Exterior of 787 Seventh Avenue The $1.9-billion sale of the AXA Equitable Building at 787 Seventh Ave. in Midtown Manhattan was the year’s largest office deal.

LOS ANGELES—While Real Capital Analytics reports that multifamily led all other property sectors for investment sales in 2016, the second consecutive year in which this was the case, former front-runner office was hardly an also-ran last year. CBRE’s Americas Office Trends report, issued late last week, says that total volume for office reached $141.7 billion, the second highest since 2007, although 6% below the record level established the year before.

If volume was off somewhat from the year prior, then conversely prices were up on a year-over-year basis. Citing preliminary estimates of the Moody’s RCA CPPI, CBRE says office sales prices rose by an average of 10% compared to 2015.

Where the money came from, and where it went, changed over the course of the year. CBRE’s report cites “an increased appetite for risk” among investors last year, as CBD core/stabilized volumes in non-major metro areas grew by 27% for ’16. RCA adds that investors also took on more asset risk moving to more suburban core and suburban value-add in the six major metro areas.
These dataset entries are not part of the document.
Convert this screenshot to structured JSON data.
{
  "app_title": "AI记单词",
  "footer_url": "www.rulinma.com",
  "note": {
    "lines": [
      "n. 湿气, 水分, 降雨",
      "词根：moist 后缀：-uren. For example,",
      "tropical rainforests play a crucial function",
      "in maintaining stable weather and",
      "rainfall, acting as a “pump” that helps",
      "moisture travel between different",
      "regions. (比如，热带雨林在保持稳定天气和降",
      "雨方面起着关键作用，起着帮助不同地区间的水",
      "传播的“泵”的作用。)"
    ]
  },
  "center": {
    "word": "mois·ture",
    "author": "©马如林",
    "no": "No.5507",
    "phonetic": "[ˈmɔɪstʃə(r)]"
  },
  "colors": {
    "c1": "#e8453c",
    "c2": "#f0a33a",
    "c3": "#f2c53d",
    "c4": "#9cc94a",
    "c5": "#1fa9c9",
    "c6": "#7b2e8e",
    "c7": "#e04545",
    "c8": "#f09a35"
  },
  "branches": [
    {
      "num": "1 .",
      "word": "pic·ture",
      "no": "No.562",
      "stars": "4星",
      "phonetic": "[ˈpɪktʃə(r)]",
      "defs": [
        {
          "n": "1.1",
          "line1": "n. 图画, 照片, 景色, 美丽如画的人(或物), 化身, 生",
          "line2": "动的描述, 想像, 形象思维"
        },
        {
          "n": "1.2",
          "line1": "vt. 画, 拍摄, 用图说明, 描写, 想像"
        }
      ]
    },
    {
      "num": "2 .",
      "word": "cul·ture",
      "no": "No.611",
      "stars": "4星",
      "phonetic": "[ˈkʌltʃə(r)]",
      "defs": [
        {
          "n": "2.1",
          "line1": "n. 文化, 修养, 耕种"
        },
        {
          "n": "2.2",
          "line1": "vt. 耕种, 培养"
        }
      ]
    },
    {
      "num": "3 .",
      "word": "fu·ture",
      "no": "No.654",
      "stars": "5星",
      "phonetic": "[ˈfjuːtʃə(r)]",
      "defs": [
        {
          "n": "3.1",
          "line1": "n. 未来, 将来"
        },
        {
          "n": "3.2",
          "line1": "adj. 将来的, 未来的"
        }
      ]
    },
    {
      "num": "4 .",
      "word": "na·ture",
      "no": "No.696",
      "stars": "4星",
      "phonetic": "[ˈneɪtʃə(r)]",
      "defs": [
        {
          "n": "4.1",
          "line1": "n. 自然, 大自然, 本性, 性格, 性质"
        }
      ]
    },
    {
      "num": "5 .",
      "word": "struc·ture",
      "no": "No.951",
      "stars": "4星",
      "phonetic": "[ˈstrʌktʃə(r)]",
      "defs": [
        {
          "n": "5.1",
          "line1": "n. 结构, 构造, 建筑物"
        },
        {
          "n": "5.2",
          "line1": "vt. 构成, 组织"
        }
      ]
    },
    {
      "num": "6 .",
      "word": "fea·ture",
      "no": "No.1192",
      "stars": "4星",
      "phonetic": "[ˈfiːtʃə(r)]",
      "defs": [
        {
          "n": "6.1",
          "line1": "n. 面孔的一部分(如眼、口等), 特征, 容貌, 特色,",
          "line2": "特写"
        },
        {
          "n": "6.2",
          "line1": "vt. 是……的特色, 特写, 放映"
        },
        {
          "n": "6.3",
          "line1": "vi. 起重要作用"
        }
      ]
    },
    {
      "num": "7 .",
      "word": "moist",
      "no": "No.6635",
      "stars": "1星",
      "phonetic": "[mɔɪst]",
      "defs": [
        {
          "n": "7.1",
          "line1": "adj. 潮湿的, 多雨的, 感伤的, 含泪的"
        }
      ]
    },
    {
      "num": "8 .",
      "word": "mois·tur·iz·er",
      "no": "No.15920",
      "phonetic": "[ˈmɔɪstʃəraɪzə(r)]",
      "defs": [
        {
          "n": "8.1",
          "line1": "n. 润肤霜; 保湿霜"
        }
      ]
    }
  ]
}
Even so, with nearly one-sixth of the national tally, Manhattan garnered the highest tally of office investment with $22.7 billion.

Meanwhile, cross-border investments in the office sector grew by 5% Y-O-Y to $31.5 billion, although volume decreased by 20% quarter-over-quarter in the fourth quarter. Germany, Canada, China, South Korea and Qatar represented the top five sources of inbound capital in the office sector, CBRE says.

The investment sales environment for office wouldn’t be nearly as healthy if the fundamentals weren’t there to support it. CoStar Group reported last week that steady growth in office-using employment over the past few years and rising demand from major employers for a diminishing supply of newer space “have combined to create a fertile environment for new office construction, and developers are ready to deliver.” 2017 is likely to represent the peak in the cycle for the delivery of new office projects, according to CoStar Portfolio Strategy forecasts. CoStar notes that US office vacancy has continued to steadily decline, moving from 10.7% in ‘15 to 10.4% in ‘16. Vacancies are expected to hold fast at 10.3% this year amid ongoing demand for existing space from tenants. The big news for office this year is that “we’re expecting a 55% spike in construction deliveries, increasing from 58 million square feet of new office space in 2016 to over 90 million square feet this year,” says Walter Page, CoStar’s portfolio strategy director of research/office. “While some of those will be projects that were pushed back from last year, we’re just at that point in the market cycle where it’s time for new supply.”

Naturally, macroeconomic forces come into play in determining the course of a commercial property sector that’s so dependent on jobs. “The outcome of the US presidential election has added some uncertainty to the Americas economic outlook,” according to CBRE’s report. “However, the increasingly tight and expensive labor market will likely have a greater impact on the overall office market in 2017.”

That’s the case even as the status quo for economic growth is likely to prevail, says Green Street Advisors in a report on the sector. “The ‘good ole days’ of 3% to 5% annual real GDP growth seems a distant memory, as the US economy fell short of the 3% bogey for the 11th straight year in ’16,” according to Green Street Advisors. “While President Trump is setting his sights on 4% GDP growth, a ‘New Normal’ growth rate in the low-to-mid 2% range seems more likely. This pace of economic growth should still be strong enough to drive decent office demand.”